By legend, by lore, a bud doth show
Gripping, crushing, before it can grow
Overly needing of the absent flower
Prettily alluring, myself I devour

In this book of poems, the writer uses poetry for manifold purposes, from wrestling with his inner demons, to seeking that elusive angel amongst his muses, to evoking every color of the emotional spectrum, to pulling progressivism from the greed and controls of prevailing culture and politics, to seeking the nature and imparted wisdom at the very source of all truth and being: the eternal Self: Spirit, or God.

Rosebud: A Poetry Collection

Rosebud: A Poetry Collection by Nick Jameson is a book of poems that is characterized by its beauty and accurate representation of what it’s like to be alive. The poems presented are varied and highly relatable to the human experience, to something deep that lives inside of every one of us. Life, love, spirit and pain are some of the many subjects covered through the different poems, each of them painted in a beautiful manner that will resonate with the readers.

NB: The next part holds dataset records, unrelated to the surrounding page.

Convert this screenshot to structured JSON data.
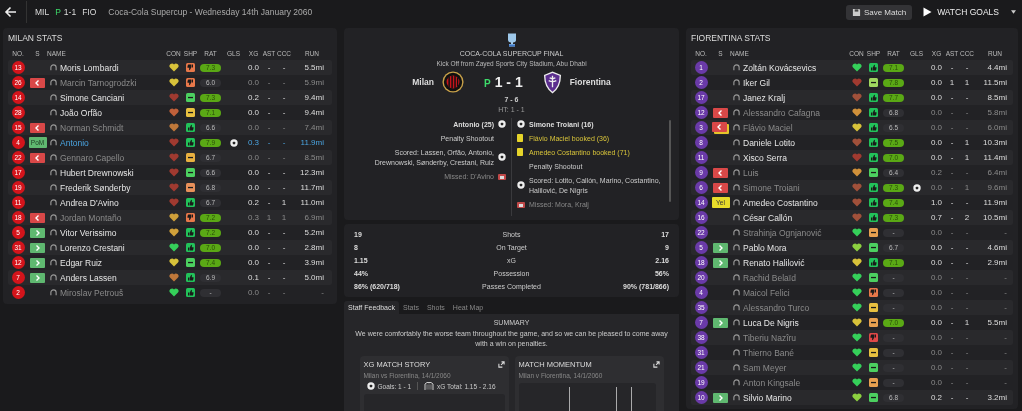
{
  "header": {
    "home": "MIL",
    "penalty_mark": "P",
    "score": "1-1",
    "away": "FIO",
    "title": "Coca-Cola Supercup - Wednesday 14th January 2060"
  },
  "actions": [
    {
      "kind": "save",
      "label": "Save Match"
    },
    {
      "kind": "watch",
      "label": "WATCH GOALS"
    }
  ],
  "teams": [
    {
      "title": "MILAN STATS",
      "color": "#d3141b",
      "columns": [
        "NO.",
        "S",
        "NAME",
        "CON",
        "SHP",
        "RAT",
        "GLS",
        "XG",
        "AST",
        "CCC",
        "RUN"
      ],
      "players": [
        {
          "no": "13",
          "name": "Moris Lombardi",
          "con": {
            "color": "#d8c23a"
          },
          "shp": {
            "kind": "down",
            "color": "#e8784a"
          },
          "rat": "7.3",
          "rat_high": true,
          "goal": false,
          "xg": "0.0",
          "ast": "-",
          "ccc": "-",
          "run": "5.5mi",
          "dimmed": false,
          "highlighted": false
        },
        {
          "no": "26",
          "sub": {
            "kind": "off"
          },
          "name": "Marcin Tarnogrodzki",
          "con": {
            "color": "#d8c23a"
          },
          "shp": {
            "kind": "down",
            "color": "#e8784a"
          },
          "rat": "6.0",
          "rat_high": false,
          "goal": false,
          "xg": "0.0",
          "ast": "-",
          "ccc": "-",
          "run": "5.9mi",
          "dimmed": true,
          "highlighted": false
        },
        {
          "no": "14",
          "name": "Simone Canciani",
          "con": {
            "color": "#a03a30"
          },
          "shp": {
            "kind": "level",
            "color": "#4cd060"
          },
          "rat": "7.3",
          "rat_high": true,
          "goal": false,
          "xg": "0.2",
          "ast": "-",
          "ccc": "-",
          "run": "9.4mi",
          "dimmed": false,
          "highlighted": false
        },
        {
          "no": "28",
          "name": "João Orfão",
          "con": {
            "color": "#c0603a"
          },
          "shp": {
            "kind": "level",
            "color": "#e8c040"
          },
          "rat": "7.1",
          "rat_high": true,
          "goal": false,
          "xg": "0.0",
          "ast": "-",
          "ccc": "-",
          "run": "9.4mi",
          "dimmed": false,
          "highlighted": false
        },
        {
          "no": "15",
          "sub": {
            "kind": "off"
          },
          "name": "Norman Schmidt",
          "con": {
            "color": "#c0783a"
          },
          "shp": {
            "kind": "up",
            "color": "#22c25a"
          },
          "rat": "6.6",
          "rat_high": false,
          "goal": false,
          "xg": "0.0",
          "ast": "-",
          "ccc": "-",
          "run": "7.4mi",
          "dimmed": true,
          "highlighted": false
        },
        {
          "no": "4",
          "sub": {
            "kind": "pom",
            "label": "PoM"
          },
          "name": "Antonio",
          "con": {
            "color": "#a03a30"
          },
          "shp": {
            "kind": "up",
            "color": "#22c25a"
          },
          "rat": "7.9",
          "rat_high": true,
          "goal": true,
          "xg": "0.3",
          "ast": "-",
          "ccc": "-",
          "run": "11.9mi",
          "dimmed": false,
          "highlighted": true
        },
        {
          "no": "22",
          "sub": {
            "kind": "off"
          },
          "name": "Gennaro Capello",
          "con": {
            "color": "#a03a30"
          },
          "shp": {
            "kind": "level",
            "color": "#e8b040"
          },
          "rat": "6.7",
          "rat_high": false,
          "goal": false,
          "xg": "0.0",
          "ast": "-",
          "ccc": "-",
          "run": "8.5mi",
          "dimmed": true,
          "highlighted": false
        },
        {
          "no": "17",
          "name": "Hubert Drewnowski",
          "con": {
            "color": "#a03a30"
          },
          "shp": {
            "kind": "level",
            "color": "#4cd060"
          },
          "rat": "6.6",
          "rat_high": false,
          "goal": false,
          "xg": "0.0",
          "ast": "-",
          "ccc": "-",
          "run": "12.3mi",
          "dimmed": false,
          "highlighted": false
        },
        {
          "no": "19",
          "name": "Frederik Sønderby",
          "con": {
            "color": "#a03a30"
          },
          "shp": {
            "kind": "level",
            "color": "#e8905a"
          },
          "rat": "6.8",
          "rat_high": false,
          "goal": false,
          "xg": "0.0",
          "ast": "-",
          "ccc": "-",
          "run": "11.7mi",
          "dimmed": false,
          "highlighted": false
        },
        {
          "no": "11",
          "name": "Andrea D'Avino",
          "con": {
            "color": "#a03a30"
          },
          "shp": {
            "kind": "up",
            "color": "#22c25a"
          },
          "rat": "6.7",
          "rat_high": false,
          "goal": false,
          "xg": "0.2",
          "ast": "-",
          "ccc": "1",
          "run": "11.0mi",
          "dimmed": false,
          "highlighted": false
        },
        {
          "no": "18",
          "sub": {
            "kind": "off"
          },
          "name": "Jordan Montaño",
          "con": {
            "color": "#d0a03a"
          },
          "shp": {
            "kind": "down",
            "color": "#e8784a"
          },
          "rat": "7.2",
          "rat_high": true,
          "goal": false,
          "xg": "0.3",
          "ast": "1",
          "ccc": "1",
          "run": "6.9mi",
          "dimmed": true,
          "highlighted": false
        },
        {
          "no": "5",
          "sub": {
            "kind": "on"
          },
          "name": "Vitor Verissimo",
          "con": {
            "color": "#d0a03a"
          },
          "shp": {
            "kind": "up",
            "color": "#22c25a"
          },
          "rat": "7.2",
          "rat_high": true,
          "goal": false,
          "xg": "0.0",
          "ast": "-",
          "ccc": "-",
          "run": "5.2mi",
          "dimmed": false,
          "highlighted": false
        },
        {
          "no": "31",
          "sub": {
            "kind": "on"
          },
          "name": "Lorenzo Crestani",
          "con": {
            "color": "#35d05a"
          },
          "shp": {
            "kind": "up",
            "color": "#22c25a"
          },
          "rat": "7.0",
          "rat_high": true,
          "goal": false,
          "xg": "0.0",
          "ast": "-",
          "ccc": "-",
          "run": "2.8mi",
          "dimmed": false,
          "highlighted": false
        },
        {
          "no": "12",
          "sub": {
            "kind": "on"
          },
          "name": "Edgar Ruiz",
          "con": {
            "color": "#d8c23a"
          },
          "shp": {
            "kind": "level",
            "color": "#4cd060"
          },
          "rat": "7.4",
          "rat_high": true,
          "goal": false,
          "xg": "0.0",
          "ast": "-",
          "ccc": "-",
          "run": "3.9mi",
          "dimmed": false,
          "highlighted": false
        },
        {
          "no": "7",
          "sub": {
            "kind": "on"
          },
          "name": "Anders Lassen",
          "con": {
            "color": "#c0783a"
          },
          "shp": {
            "kind": "up",
            "color": "#22c25a"
          },
          "rat": "6.9",
          "rat_high": false,
          "goal": false,
          "xg": "0.1",
          "ast": "-",
          "ccc": "-",
          "run": "5.0mi",
          "dimmed": false,
          "highlighted": false
        },
        {
          "no": "2",
          "name": "Miroslav Petrouš",
          "con": {
            "color": "#35d05a"
          },
          "shp": {
            "kind": "up",
            "color": "#22c25a"
          },
          "rat": "-",
          "rat_high": false,
          "goal": false,
          "xg": "0.0",
          "ast": "-",
          "ccc": "-",
          "run": "-",
          "dimmed": true,
          "highlighted": false
        }
      ]
    },
    {
      "title": "FIORENTINA STATS",
      "color": "#6a3aa8",
      "columns": [
        "NO.",
        "S",
        "NAME",
        "CON",
        "SHP",
        "RAT",
        "GLS",
        "XG",
        "AST",
        "CCC",
        "RUN"
      ],
      "players": [
        {
          "no": "1",
          "name": "Zoltán Kovácsevics",
          "con": {
            "color": "#35d05a"
          },
          "shp": {
            "kind": "up",
            "color": "#22c25a"
          },
          "rat": "7.1",
          "rat_high": true,
          "goal": false,
          "xg": "0.0",
          "ast": "-",
          "ccc": "-",
          "run": "4.4mi",
          "dimmed": false,
          "highlighted": false
        },
        {
          "no": "2",
          "name": "Iker Gil",
          "con": {
            "color": "#a03a30"
          },
          "shp": {
            "kind": "level",
            "color": "#a0d860"
          },
          "rat": "7.8",
          "rat_high": true,
          "goal": false,
          "xg": "0.0",
          "ast": "1",
          "ccc": "1",
          "run": "11.5mi",
          "dimmed": false,
          "highlighted": false
        },
        {
          "no": "17",
          "name": "Janez Kralj",
          "con": {
            "color": "#a0503a"
          },
          "shp": {
            "kind": "up",
            "color": "#22c25a"
          },
          "rat": "7.7",
          "rat_high": true,
          "goal": false,
          "xg": "0.0",
          "ast": "-",
          "ccc": "-",
          "run": "8.5mi",
          "dimmed": false,
          "highlighted": false
        },
        {
          "no": "12",
          "sub": {
            "kind": "off"
          },
          "name": "Alessandro Cafagna",
          "con": {
            "color": "#d0903a"
          },
          "shp": {
            "kind": "up",
            "color": "#22c25a"
          },
          "rat": "6.8",
          "rat_high": false,
          "goal": false,
          "xg": "0.0",
          "ast": "-",
          "ccc": "-",
          "run": "5.8mi",
          "dimmed": true,
          "highlighted": false
        },
        {
          "no": "3",
          "sub": {
            "kind": "off_booked"
          },
          "name": "Flávio Maciel",
          "con": {
            "color": "#d8c23a"
          },
          "shp": {
            "kind": "up",
            "color": "#22c25a"
          },
          "rat": "6.5",
          "rat_high": false,
          "goal": false,
          "xg": "0.0",
          "ast": "-",
          "ccc": "-",
          "run": "6.0mi",
          "dimmed": true,
          "highlighted": false
        },
        {
          "no": "8",
          "name": "Daniele Lotito",
          "con": {
            "color": "#a0503a"
          },
          "shp": {
            "kind": "up",
            "color": "#22c25a"
          },
          "rat": "7.5",
          "rat_high": true,
          "goal": false,
          "xg": "0.0",
          "ast": "-",
          "ccc": "1",
          "run": "10.3mi",
          "dimmed": false,
          "highlighted": false
        },
        {
          "no": "11",
          "name": "Xisco Serra",
          "con": {
            "color": "#a03a30"
          },
          "shp": {
            "kind": "up",
            "color": "#22c25a"
          },
          "rat": "7.0",
          "rat_high": true,
          "goal": false,
          "xg": "0.0",
          "ast": "-",
          "ccc": "1",
          "run": "11.4mi",
          "dimmed": false,
          "highlighted": false
        },
        {
          "no": "9",
          "sub": {
            "kind": "off"
          },
          "name": "Luis",
          "con": {
            "color": "#d0903a"
          },
          "shp": {
            "kind": "level",
            "color": "#4cd060"
          },
          "rat": "6.4",
          "rat_high": false,
          "goal": false,
          "xg": "0.2",
          "ast": "-",
          "ccc": "-",
          "run": "6.4mi",
          "dimmed": true,
          "highlighted": false
        },
        {
          "no": "6",
          "sub": {
            "kind": "off"
          },
          "name": "Simone Troiani",
          "con": {
            "color": "#a0503a"
          },
          "shp": {
            "kind": "up",
            "color": "#22c25a"
          },
          "rat": "7.3",
          "rat_high": true,
          "goal": true,
          "xg": "0.0",
          "ast": "-",
          "ccc": "1",
          "run": "9.6mi",
          "dimmed": true,
          "highlighted": false
        },
        {
          "no": "14",
          "sub": {
            "kind": "booked",
            "label": "Yel"
          },
          "name": "Amedeo Costantino",
          "con": {
            "color": "#a0503a"
          },
          "shp": {
            "kind": "up",
            "color": "#22c25a"
          },
          "rat": "7.4",
          "rat_high": true,
          "goal": false,
          "xg": "1.0",
          "ast": "-",
          "ccc": "-",
          "run": "11.9mi",
          "dimmed": false,
          "highlighted": false
        },
        {
          "no": "16",
          "name": "César Callón",
          "con": {
            "color": "#a0503a"
          },
          "shp": {
            "kind": "up",
            "color": "#22c25a"
          },
          "rat": "7.3",
          "rat_high": true,
          "goal": false,
          "xg": "0.7",
          "ast": "-",
          "ccc": "2",
          "run": "10.5mi",
          "dimmed": false,
          "highlighted": false
        },
        {
          "no": "22",
          "name": "Strahinja Ognjanović",
          "con": {
            "color": "#35d05a"
          },
          "shp": {
            "kind": "level",
            "color": "#e8a050"
          },
          "rat": "-",
          "rat_high": false,
          "goal": false,
          "xg": "0.0",
          "ast": "-",
          "ccc": "-",
          "run": "-",
          "dimmed": true,
          "highlighted": false
        },
        {
          "no": "5",
          "sub": {
            "kind": "on"
          },
          "name": "Pablo Mora",
          "con": {
            "color": "#8cd040"
          },
          "shp": {
            "kind": "level",
            "color": "#4cd060"
          },
          "rat": "6.7",
          "rat_high": false,
          "goal": false,
          "xg": "0.0",
          "ast": "-",
          "ccc": "-",
          "run": "4.6mi",
          "dimmed": false,
          "highlighted": false
        },
        {
          "no": "18",
          "sub": {
            "kind": "on"
          },
          "name": "Renato Halilović",
          "con": {
            "color": "#d8c23a"
          },
          "shp": {
            "kind": "up",
            "color": "#22c25a"
          },
          "rat": "7.1",
          "rat_high": true,
          "goal": false,
          "xg": "0.0",
          "ast": "-",
          "ccc": "-",
          "run": "2.9mi",
          "dimmed": false,
          "highlighted": false
        },
        {
          "no": "20",
          "name": "Rachid Belaïd",
          "con": {
            "color": "#35d05a"
          },
          "shp": {
            "kind": "level",
            "color": "#4cd060"
          },
          "rat": "-",
          "rat_high": false,
          "goal": false,
          "xg": "0.0",
          "ast": "-",
          "ccc": "-",
          "run": "-",
          "dimmed": true,
          "highlighted": false
        },
        {
          "no": "4",
          "name": "Maicol Felici",
          "con": {
            "color": "#35d05a"
          },
          "shp": {
            "kind": "down",
            "color": "#e8784a"
          },
          "rat": "-",
          "rat_high": false,
          "goal": false,
          "xg": "0.0",
          "ast": "-",
          "ccc": "-",
          "run": "-",
          "dimmed": true,
          "highlighted": false
        },
        {
          "no": "35",
          "name": "Alessandro Turco",
          "con": {
            "color": "#35d05a"
          },
          "shp": {
            "kind": "level",
            "color": "#e8c040"
          },
          "rat": "-",
          "rat_high": false,
          "goal": false,
          "xg": "0.0",
          "ast": "-",
          "ccc": "-",
          "run": "-",
          "dimmed": true,
          "highlighted": false
        },
        {
          "no": "7",
          "sub": {
            "kind": "on"
          },
          "name": "Luca De Nigris",
          "con": {
            "color": "#d8c23a"
          },
          "shp": {
            "kind": "level",
            "color": "#e8a050"
          },
          "rat": "7.0",
          "rat_high": true,
          "goal": false,
          "xg": "0.0",
          "ast": "-",
          "ccc": "1",
          "run": "5.5mi",
          "dimmed": false,
          "highlighted": false
        },
        {
          "no": "38",
          "name": "Tiberiu Nazîru",
          "con": {
            "color": "#35d05a"
          },
          "shp": {
            "kind": "down",
            "color": "#e04848"
          },
          "rat": "-",
          "rat_high": false,
          "goal": false,
          "xg": "0.0",
          "ast": "-",
          "ccc": "-",
          "run": "-",
          "dimmed": true,
          "highlighted": false
        },
        {
          "no": "31",
          "name": "Thierno Bané",
          "con": {
            "color": "#35d05a"
          },
          "shp": {
            "kind": "level",
            "color": "#e8c040"
          },
          "rat": "-",
          "rat_high": false,
          "goal": false,
          "xg": "0.0",
          "ast": "-",
          "ccc": "-",
          "run": "-",
          "dimmed": true,
          "highlighted": false
        },
        {
          "no": "21",
          "name": "Sam Meyer",
          "con": {
            "color": "#35d05a"
          },
          "shp": {
            "kind": "level",
            "color": "#4cd060"
          },
          "rat": "-",
          "rat_high": false,
          "goal": false,
          "xg": "0.0",
          "ast": "-",
          "ccc": "-",
          "run": "-",
          "dimmed": true,
          "highlighted": false
        },
        {
          "no": "19",
          "name": "Anton Kingsale",
          "con": {
            "color": "#35d05a"
          },
          "shp": {
            "kind": "level",
            "color": "#e8a050"
          },
          "rat": "-",
          "rat_high": false,
          "goal": false,
          "xg": "0.0",
          "ast": "-",
          "ccc": "-",
          "run": "-",
          "dimmed": true,
          "highlighted": false
        },
        {
          "no": "10",
          "sub": {
            "kind": "on"
          },
          "name": "Silvio Marino",
          "con": {
            "color": "#8cd040"
          },
          "shp": {
            "kind": "level",
            "color": "#4cd060"
          },
          "rat": "6.8",
          "rat_high": false,
          "goal": false,
          "xg": "0.2",
          "ast": "-",
          "ccc": "-",
          "run": "3.2mi",
          "dimmed": false,
          "highlighted": false
        }
      ]
    }
  ],
  "match": {
    "competition": "COCA-COLA SUPERCUP FINAL",
    "venue": "Kick Off from Zayed Sports City Stadium, Abu Dhabi",
    "home": "Milan",
    "away": "Fiorentina",
    "penalty_mark": "P",
    "score": "1 - 1",
    "penalties": "7 - 6",
    "half_time": "HT: 1 - 1",
    "home_events": [
      {
        "kind": "goal",
        "text": "Antonio (25)"
      },
      {
        "kind": "heading",
        "text": "Penalty Shootout"
      },
      {
        "kind": "scored",
        "text": "Scored: Lassen, Orfão, Antonio, Drewnowski, Sønderby, Crestani, Ruiz"
      },
      {
        "kind": "missed",
        "text": "Missed: D'Avino"
      }
    ],
    "away_events": [
      {
        "kind": "goal",
        "text": "Simone Troiani (16)"
      },
      {
        "kind": "booking",
        "text": "Flávio Maciel booked (36)"
      },
      {
        "kind": "booking",
        "text": "Amedeo Costantino booked (71)"
      },
      {
        "kind": "heading",
        "text": "Penalty Shootout"
      },
      {
        "kind": "scored",
        "text": "Scored: Lotito, Callón, Marino, Costantino, Halilović, De Nigris"
      },
      {
        "kind": "missed",
        "text": "Missed: Mora, Kralj"
      }
    ]
  },
  "stats": [
    {
      "home": "19",
      "label": "Shots",
      "away": "17"
    },
    {
      "home": "8",
      "label": "On Target",
      "away": "9"
    },
    {
      "home": "1.15",
      "label": "xG",
      "away": "2.16"
    },
    {
      "home": "44%",
      "label": "Possession",
      "away": "56%"
    },
    {
      "home": "86% (620/718)",
      "label": "Passes Completed",
      "away": "90% (781/866)"
    }
  ],
  "tabs": [
    {
      "label": "Staff Feedback",
      "selected": true
    },
    {
      "label": "Stats",
      "selected": false
    },
    {
      "label": "Shots",
      "selected": false
    },
    {
      "label": "Heat Map",
      "selected": false
    }
  ],
  "feedback": {
    "heading": "SUMMARY",
    "text": "We were comfortably the worse team throughout the game, and so we can be pleased to come away with a win on penalties."
  },
  "cards": [
    {
      "kind": "xg",
      "title": "XG MATCH STORY",
      "subtitle": "Milan vs Fiorentina, 14/1/2060",
      "goals": "Goals: 1 - 1",
      "xg_total": "xG Total: 1.15 - 2.16"
    },
    {
      "kind": "momentum",
      "title": "MATCH MOMENTUM",
      "subtitle": "Milan v Fiorentina, 14/1/2060"
    }
  ]
}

The moment I started reading this book I realized how special it was going to be. From the beginning it addressed relevant philosophical topics in a delicate and simple way. These themes came alive through every new poem, weaving a thread for the reader to follow and inspect within themselves the meaning and beauty of life. The narrative voice that Jameson uses is very comforting and soothes the soul. Even those poems that dealt with the pain and suffering of being alive illustrated their ideas in such a lovely way that the main feeling that one got from them was of being seen and understood, a reassuring and warm sentiment. By the end, Jameson had recreated through his poems a feeling and idea that is so profound to the human soul yet abstract and hard to describe. It is the feeling of being alive, of loving and of finding one’s way in this strange world that’s been given to us.

Through every page, each new poem speaks to the readers’ soul as an ancient friend would. It guides them and consoles them, painting a captivating picture filled with life and inspiration. The fervor to love and to live a spiritual life is felt along many of the poems, letting the readers reconnect with something important that lives inside of us. Here lay the utmost important ideas that have been forgotten in this modern world and are needed to live a fulfilled life. Expect to recur to the words written in these poems in times of worry and self-doubt.

The themes covered in this poetry collection are varied yet all intertwine in one way or another. There are many narrative styles used that help in conveying the ideas presented in an imaginative way. The result is a fantastic masterpiece that will resonate with the hearts of many. There are so many lines worth highlighting in this small poetry collection that will remind you of the magic contained in every moment, in nature, and the potential of living life with love and passion.